At least the kids will have a snow day or two,
she thought, trying to make light of the dread that had coiled itself like a snake around her heart.
She glanced at the line of cars, made sure Claire’s mother saw her, and then slipped between them. She had just reached the sidewalk when she heard the crunch of metal and a squeal of skidding tires. Students making their way across the snowy lawn spun around with wide eyes. Allie ran to Mrs. Nguyen’s car and stood on her toes to get a glimpse of a dark blue Cadillac drifting away from the parked pickup truck it had just sideswiped on the other side of the street.
The Cadillac coasted toward the back of the morning drop-off line, its driver’s-side mirror dangling from some wires.
Students were yelling, some hurrying toward the sidewalk to get a better look.
“Get back!” Allie said. “All of you get—”
The Cadillac’s engine raced, speeding up instead of slowing. It struck the last car in line with a whump of crumpling metal and fiberglass. The chain reaction slammed three or four vehicles into the cars ahead of them, and then it was over with the hissing of a cracked radiator and the enraged swearing of several parents who were already popping open doors and leaping out to survey the damage.
Allie whispered a prayer and rushed to the nearest car, looking in the passenger window at an eighth-grade boy named Ryan Morretti. The kid opened the door and stumbled out.

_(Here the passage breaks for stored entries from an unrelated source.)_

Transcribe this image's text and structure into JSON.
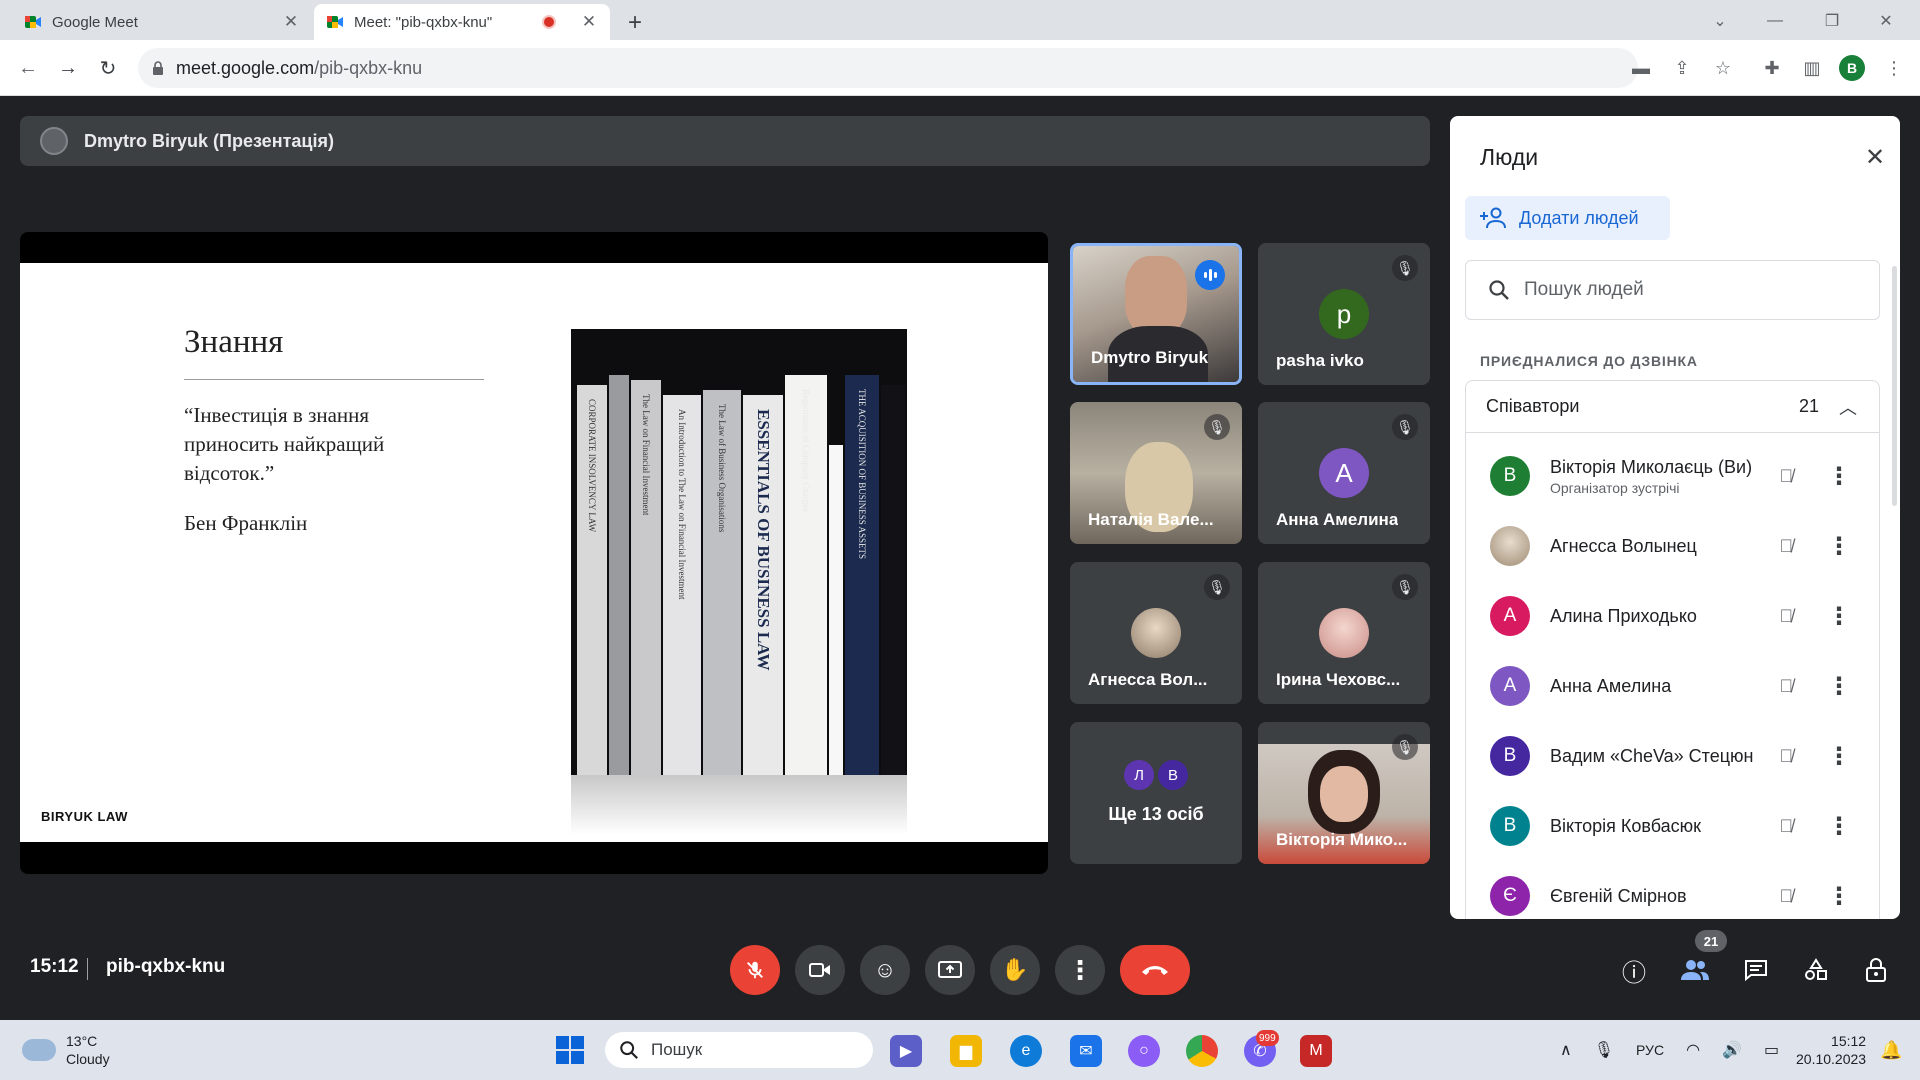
{
  "browser": {
    "tabs": [
      {
        "label": "Google Meet",
        "close": "✕"
      },
      {
        "label": "Meet: \"pib-qxbx-knu\"",
        "close": "✕"
      }
    ],
    "new_tab": "+",
    "window_controls": [
      "⌄",
      "—",
      "❐",
      "✕"
    ],
    "url_domain": "meet.google.com",
    "url_path": "/pib-qxbx-knu",
    "profile_initial": "B"
  },
  "meet": {
    "presenter_label": "Dmytro Biryuk (Презентація)",
    "slide": {
      "title": "Знання",
      "quote": "“Інвестиція в знання приносить найкращий відсоток.”",
      "author": "Бен Франклін",
      "brand": "BIRYUK LAW",
      "book_spines": [
        "CORPORATE INSOLVENCY LAW",
        "The Law on Financial Investment",
        "An Introduction to The Law on Financial Investment",
        "The Law of Business Organisations",
        "ESSENTIALS OF BUSINESS LAW",
        "Registration of Company Charges",
        "THE ACQUISITION OF BUSINESS ASSETS"
      ]
    },
    "tiles": [
      {
        "name": "Dmytro Biryuk",
        "type": "video"
      },
      {
        "name": "pasha ivko",
        "initial": "p",
        "color": "#33691e"
      },
      {
        "name": "Наталія Вале...",
        "type": "video"
      },
      {
        "name": "Анна Амелина",
        "initial": "А",
        "color": "#7e57c2"
      },
      {
        "name": "Агнесса Вол...",
        "type": "photo"
      },
      {
        "name": "Ірина Чеховс...",
        "type": "photo"
      },
      {
        "more_label": "Ще 13 осіб",
        "initials": [
          "Л",
          "В"
        ]
      },
      {
        "name": "Вікторія Мико...",
        "type": "video"
      }
    ],
    "clock": "15:12",
    "meeting_code": "pib-qxbx-knu",
    "people_badge": "21"
  },
  "people_panel": {
    "title": "Люди",
    "add_label": "Додати людей",
    "search_placeholder": "Пошук людей",
    "joined_label": "ПРИЄДНАЛИСЯ ДО ДЗВІНКА",
    "group_label": "Співавтори",
    "group_count": "21",
    "participants": [
      {
        "name": "Вікторія Миколаєць (Ви)",
        "sub": "Організатор зустрічі",
        "initial": "В",
        "color": "#1e7e34"
      },
      {
        "name": "Агнесса Волынец",
        "initial": "",
        "color": "#b9a78e"
      },
      {
        "name": "Алина Приходько",
        "initial": "А",
        "color": "#d81b60"
      },
      {
        "name": "Анна Амелина",
        "initial": "А",
        "color": "#7e57c2"
      },
      {
        "name": "Вадим «CheVa» Стецюн",
        "initial": "В",
        "color": "#4527a0"
      },
      {
        "name": "Вікторія Ковбасюк",
        "initial": "В",
        "color": "#00838f"
      },
      {
        "name": "Євгеній Смірнов",
        "initial": "Є",
        "color": "#8e24aa"
      }
    ]
  },
  "taskbar": {
    "temperature": "13°C",
    "weather": "Cloudy",
    "search": "Пошук",
    "language": "РУС",
    "time": "15:12",
    "date": "20.10.2023",
    "badge": "999"
  },
  "colors": {
    "accent": "#1a73e8",
    "danger": "#ea4335",
    "meet_bg": "#202124",
    "tile": "#3c4043"
  }
}
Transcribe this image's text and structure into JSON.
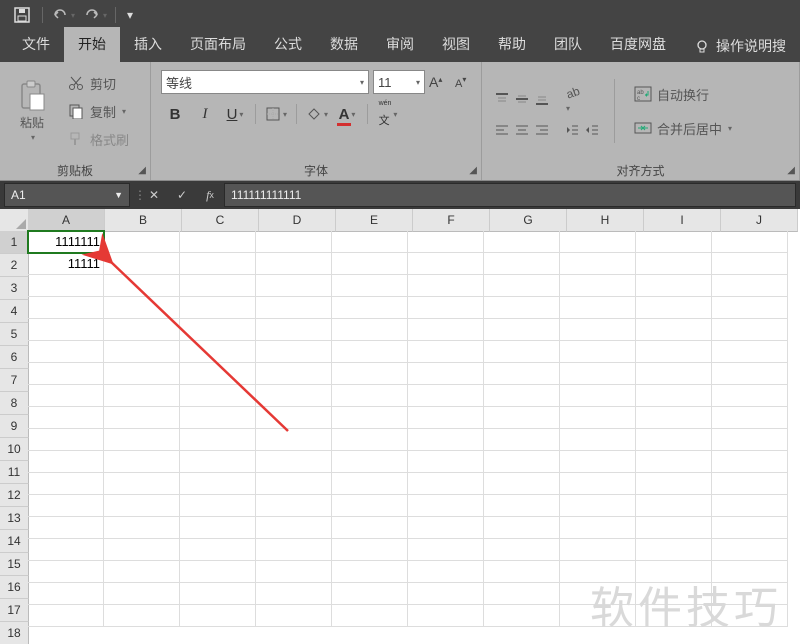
{
  "qat": {
    "save": "save-icon",
    "undo": "undo-icon",
    "redo": "redo-icon"
  },
  "tabs": {
    "items": [
      "文件",
      "开始",
      "插入",
      "页面布局",
      "公式",
      "数据",
      "审阅",
      "视图",
      "帮助",
      "团队",
      "百度网盘"
    ],
    "active_index": 1,
    "help_hint": "操作说明搜"
  },
  "ribbon": {
    "clipboard": {
      "paste": "粘贴",
      "cut": "剪切",
      "copy": "复制",
      "format_painter": "格式刷",
      "group_label": "剪贴板"
    },
    "font": {
      "name": "等线",
      "size": "11",
      "group_label": "字体"
    },
    "alignment": {
      "wrap": "自动换行",
      "merge": "合并后居中",
      "group_label": "对齐方式"
    }
  },
  "formula_bar": {
    "cell_ref": "A1",
    "formula": "111111111111"
  },
  "grid": {
    "columns": [
      "A",
      "B",
      "C",
      "D",
      "E",
      "F",
      "G",
      "H",
      "I",
      "J"
    ],
    "rows": 18,
    "selected_col": 0,
    "selected_row": 0,
    "cells": {
      "A1": "1111111",
      "A2": "11111"
    }
  },
  "watermark": "软件技巧"
}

“Ryan, are you all right?” she asked. “Are you okay?”
“I’m good,” he said, shaking his head. “What just happened?”
Allie left him standing there and hurried along the line of cars as the students got out, none of them apparently injured, grabbing their backpacks and walking toward the group of parents who were gathered around the Cadillac. Its hood had buckled, the front end punched in, but the rear end of the little gold Ford Focus ahead of it had been demolished. Both airbags had deployed and now she saw that Lauren Cappuccio and her mother were still in the car. A parent Allie didn’t recognize had opened the driver’s door and was helping Mrs. Cappuccio extricate herself, so Allie tried to do the same, but Lauren’s door had been jammed shut by the collision.